How to Create a DCM Item to Detect If the Firewall Is Off
By Joseph Yedid
Recently I turned off a bunch of firewalls in order to correct a problem. Turning off the firewalls was easy, but remembering all of the systems that I did this to was a different story.
If you ever find yourself in a similar situation, create a DCM item in Configuration Manager. It’s a quick way to determine which firewalls are turned off.
To demonstrate this I will create a DCM item in Configuration Manager Current Branch.
First, download the System Center Configuration Manager Vulnerability Assessment Configuration Pack and install it on the site server. Microsoft released these predefined Configuration Items to address the most common missing security updates or misconfigurations. You can get it here.

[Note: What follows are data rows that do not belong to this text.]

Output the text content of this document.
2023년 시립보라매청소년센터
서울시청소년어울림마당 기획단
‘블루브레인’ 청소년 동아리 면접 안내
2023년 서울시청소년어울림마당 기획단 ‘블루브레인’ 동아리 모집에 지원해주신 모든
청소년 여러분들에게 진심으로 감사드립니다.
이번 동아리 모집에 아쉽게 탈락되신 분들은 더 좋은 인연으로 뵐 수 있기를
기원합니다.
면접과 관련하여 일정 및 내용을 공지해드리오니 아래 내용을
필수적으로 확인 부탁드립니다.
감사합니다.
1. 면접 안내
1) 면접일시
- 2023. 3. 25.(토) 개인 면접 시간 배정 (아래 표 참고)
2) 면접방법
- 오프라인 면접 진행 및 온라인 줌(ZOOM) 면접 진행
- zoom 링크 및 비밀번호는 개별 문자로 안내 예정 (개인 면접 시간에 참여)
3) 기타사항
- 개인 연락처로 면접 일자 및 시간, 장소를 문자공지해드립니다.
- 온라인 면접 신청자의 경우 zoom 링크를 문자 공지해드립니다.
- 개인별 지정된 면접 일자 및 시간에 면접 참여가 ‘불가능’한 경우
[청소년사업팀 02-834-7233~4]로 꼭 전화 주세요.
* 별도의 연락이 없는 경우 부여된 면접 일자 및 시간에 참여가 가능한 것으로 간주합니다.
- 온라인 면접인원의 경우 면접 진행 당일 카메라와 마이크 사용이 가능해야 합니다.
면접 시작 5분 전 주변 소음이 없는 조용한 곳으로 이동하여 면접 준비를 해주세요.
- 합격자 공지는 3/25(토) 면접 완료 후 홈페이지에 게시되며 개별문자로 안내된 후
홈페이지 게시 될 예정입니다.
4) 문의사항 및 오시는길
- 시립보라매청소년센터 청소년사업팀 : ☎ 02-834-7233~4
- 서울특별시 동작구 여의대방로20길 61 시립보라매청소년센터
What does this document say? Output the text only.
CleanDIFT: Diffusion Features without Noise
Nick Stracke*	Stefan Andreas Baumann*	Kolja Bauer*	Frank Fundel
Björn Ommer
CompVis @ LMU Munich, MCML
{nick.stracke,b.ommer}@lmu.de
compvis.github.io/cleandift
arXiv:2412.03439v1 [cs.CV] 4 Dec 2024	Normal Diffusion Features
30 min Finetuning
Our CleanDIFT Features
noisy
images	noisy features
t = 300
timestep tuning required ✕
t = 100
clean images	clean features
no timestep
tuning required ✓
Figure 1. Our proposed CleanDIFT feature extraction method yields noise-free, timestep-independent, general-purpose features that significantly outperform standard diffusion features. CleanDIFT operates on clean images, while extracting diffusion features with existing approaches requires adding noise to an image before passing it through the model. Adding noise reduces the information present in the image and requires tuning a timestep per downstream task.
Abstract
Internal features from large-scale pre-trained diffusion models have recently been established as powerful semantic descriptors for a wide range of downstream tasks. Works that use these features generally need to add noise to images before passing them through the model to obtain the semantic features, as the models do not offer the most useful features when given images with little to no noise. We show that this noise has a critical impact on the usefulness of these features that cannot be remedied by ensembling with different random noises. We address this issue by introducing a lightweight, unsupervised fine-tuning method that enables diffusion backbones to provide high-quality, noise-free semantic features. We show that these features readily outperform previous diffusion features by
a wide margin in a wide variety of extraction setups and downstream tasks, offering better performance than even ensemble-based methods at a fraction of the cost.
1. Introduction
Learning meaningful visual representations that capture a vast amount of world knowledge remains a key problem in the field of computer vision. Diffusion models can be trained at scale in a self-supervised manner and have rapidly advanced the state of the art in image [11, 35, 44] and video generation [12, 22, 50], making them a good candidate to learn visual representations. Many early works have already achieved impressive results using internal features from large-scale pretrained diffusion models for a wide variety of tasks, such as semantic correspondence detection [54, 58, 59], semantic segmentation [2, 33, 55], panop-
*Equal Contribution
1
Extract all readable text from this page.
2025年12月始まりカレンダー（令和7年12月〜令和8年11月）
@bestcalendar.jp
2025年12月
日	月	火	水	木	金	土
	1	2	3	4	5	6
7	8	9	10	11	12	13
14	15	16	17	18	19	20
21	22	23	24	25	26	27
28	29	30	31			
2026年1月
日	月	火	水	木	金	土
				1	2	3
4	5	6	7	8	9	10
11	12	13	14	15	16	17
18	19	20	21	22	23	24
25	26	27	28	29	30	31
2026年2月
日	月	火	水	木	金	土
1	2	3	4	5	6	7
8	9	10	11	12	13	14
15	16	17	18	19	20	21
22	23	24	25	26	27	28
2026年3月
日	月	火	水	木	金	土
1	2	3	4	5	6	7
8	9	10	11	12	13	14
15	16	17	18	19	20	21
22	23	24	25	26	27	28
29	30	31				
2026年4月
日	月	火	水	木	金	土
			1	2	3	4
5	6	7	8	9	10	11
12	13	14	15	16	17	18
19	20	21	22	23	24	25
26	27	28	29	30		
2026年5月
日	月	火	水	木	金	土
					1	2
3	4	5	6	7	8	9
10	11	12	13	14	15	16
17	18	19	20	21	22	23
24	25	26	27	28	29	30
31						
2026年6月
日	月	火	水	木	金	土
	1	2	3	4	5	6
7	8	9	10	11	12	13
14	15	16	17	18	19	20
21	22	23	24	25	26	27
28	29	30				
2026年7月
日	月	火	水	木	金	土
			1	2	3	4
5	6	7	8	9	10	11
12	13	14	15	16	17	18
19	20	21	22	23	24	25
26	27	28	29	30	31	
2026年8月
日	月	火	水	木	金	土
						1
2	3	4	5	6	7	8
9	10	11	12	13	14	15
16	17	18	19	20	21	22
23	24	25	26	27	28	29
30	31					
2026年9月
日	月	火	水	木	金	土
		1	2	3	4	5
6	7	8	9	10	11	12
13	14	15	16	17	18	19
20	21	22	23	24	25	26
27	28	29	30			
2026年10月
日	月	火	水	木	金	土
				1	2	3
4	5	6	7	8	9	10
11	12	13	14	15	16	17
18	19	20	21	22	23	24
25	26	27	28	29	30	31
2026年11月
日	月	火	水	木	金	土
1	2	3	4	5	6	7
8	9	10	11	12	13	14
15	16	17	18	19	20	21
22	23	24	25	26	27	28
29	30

After the MSI is installed, a cab file will be extracted. Import the cab file in new Configuration Item.
One of the newly imported Configuration Items is called, “Vulnerability Assessment – Windows Firewall Enabled.” We will be using this one down the road.
Once the Vulnerability Assessment Configuration Pack is installed, we need to create a new Configuration Item.
1. Give it a name. Click Next.
2. Select all supported operating systems. Click Next.
3. Click New…
4. Enter a name then click Browse…
5. Navigate the registry to:
Select the value EnableFirewall
6. Choose the Compliance Rules tab.
7. Click New.
8. Enter a name.
Rule type is Value.
The setting must comply with the following rule: Equals the following values: 1
Noncompliance severity for reports is Critical.
9. Click OK.
10. Click Next.
11. Click Next.
12. Click Next.
13. Click Close.
Now we need to create the Configuration Baseline.
14. Give it a name. Click Add and then select Configuration Items.
15. Add the two Configuration Items previously created. Click OK.
16. Click OK.
Now that the baseline is created, we can deploy it to client systems.
Select the new baseline and click Deploy from the ribbon.
17. Select your collection to deploy to.
Set a simple schedule for 1 Days. Click OK.
After the evaluation is run on a system, you can check the built-in SSRS compliance reports to see which system still needs to be addressed.